Because of the latter point, most people around Baltimore’s tech community already know this.
Back in 2004, four years after the infamous Time Warner merger, AOL bought Baltimore-based Advertising.com. Time Warner isn’t with AOL anymore, but Advertising.com still is.
And it’s a major anchor of Baltimore’s tech community.
The 200+ employees that recently moved out from Under Armour’s shadow in Tide Point to a new space in the Natty Boh Tower complex constitute one of the biggest tech shops in the area. The company often bring folks together for meetups, and plenty of former employees have gone on to key roles in local startups.
The ink hasn’t even been pressed to paper on the sale, but so far, talk surrounding the merger indicates that, like Baltimore, AOL also sees Advertising.com as a major source of what’s working.
The press release that announced the deal frequently mentioned advertising as a reason behind the acquisition, and any number of national tech journalists said adtech was the key to the deal, even as they admitted they don’t understand it.
As Verizon pushes toward mobile and video content with the likes of big-money brands like the NFL, the company needs a steady stream of advertising to keep making money.
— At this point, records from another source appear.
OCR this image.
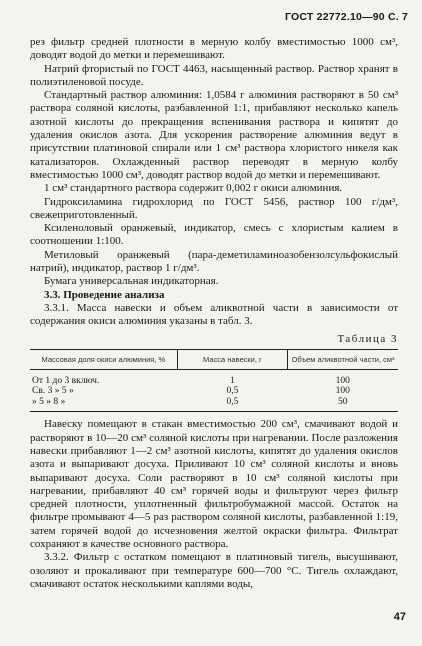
ГОСТ 22772.10—90 С. 7

рез фильтр средней плотности в мерную колбу вместимостью 1000 см³, доводят водой до метки и перемешивают.

Натрий фтористый по ГОСТ 4463, насыщенный раствор. Раствор хранят в полиэтиленовой посуде.

Стандартный раствор алюминия: 1,0584 г алюминия растворяют в 50 см³ раствора соляной кислоты, разбавленной 1:1, прибавляют несколько капель азотной кислоты до прекращения вспенивания раствора и кипятят до удаления окислов азота. Для ускорения растворение алюминия ведут в присутствии платиновой спирали или 1 см³ раствора хлористого никеля как катализаторов. Охлажденный раствор переводят в мерную колбу вместимостью 1000 см³, доводят раствор водой до метки и перемешивают.

1 см³ стандартного раствора содержит 0,002 г окиси алюминия.

Гидроксиламина гидрохлорид по ГОСТ 5456, раствор 100 г/дм³, свежеприготовленный.

Ксиленоловый оранжевый, индикатор, смесь с хлористым калием в соотношении 1:100.

Метиловый оранжевый (пара-деметиламиноазобензолсульфокислый натрий), индикатор, раствор 1 г/дм³.

Бумага универсальная индикаторная.

3.3. Проведение анализа

3.3.1. Масса навески и объем аликвотной части в зависимости от содержания окиси алюминия указаны в табл. 3.

Таблица 3
Массовая доля окиси алюминия, %	Масса навески, г	Объем аликвотной части, см³
От 1 до 3 включ.	1	100
Св. 3 » 5 »	0,5	100
» 5 » 8 »	0,5	50

Навеску помещают в стакан вместимостью 200 см³, смачивают водой и растворяют в 10—20 см³ соляной кислоты при нагревании. После разложения навески прибавляют 1—2 см³ азотной кислоты, кипятят до удаления окислов азота и выпаривают досуха. Приливают 10 см³ соляной кислоты и вновь выпаривают досуха. Соли растворяют в 10 см³ соляной кислоты при нагревании, прибавляют 40 см³ горячей воды и фильтруют через фильтр средней плотности, уплотненный фильтробумажной массой. Остаток на фильтре промывают 4—5 раз раствором соляной кислоты, разбавленной 1:19, затем горячей водой до исчезновения желтой окраски фильтра. Фильтрат сохраняют в качестве основного раствора.

3.3.2. Фильтр с остатком помещают в платиновый тигель, высушивают, озоляют и прокаливают при температуре 600—700 °С. Тигель охлаждают, смачивают остаток несколькими каплями воды,

47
Increasingly, the advertising industry is pushing toward programmatic — or automated — campaigns, and Verizon needed a company that knew this emerging space well.
That seems to point to stability on Brewers Hill. There was no official announcement about Advertising.com in all of Monday’s talk, but sources indicated that the company continues to operate full speed ahead.
For employees, the deal is being pitched as a means to scale what AOL is already doing. In a memo released to “AOLers” on Monday morning, AOL CEO Tim Armstrong (who is staying on in the acquisition) described the path forward like this:

The deal means we will be a division of Verizon and we will oversee AOL’s current assets plus additional assets from Verizon that are targeted at the mobile and video media space. The deal will not change our strategy – it will expand it greatly.  The deal will give our content businesses more distribution and it will give our advertisers more distribution and mobile-first features. The deal will add scale and it will add a mobile lens to everything we do inside of our content, video, and ads strategy.

The deal also has plenty of implications for the adtech space, which is seen as one of the four “pillars” of Baltimore’s tech economy, along with cybersecurity, edtech and health. With Millennial Media headquartered here, AppNexus having recently planted a flag and startups like Staq, the ripple effects of the deal should also be visible in Baltimore. We’ll be keeping tabs on this story in the coming weeks and months.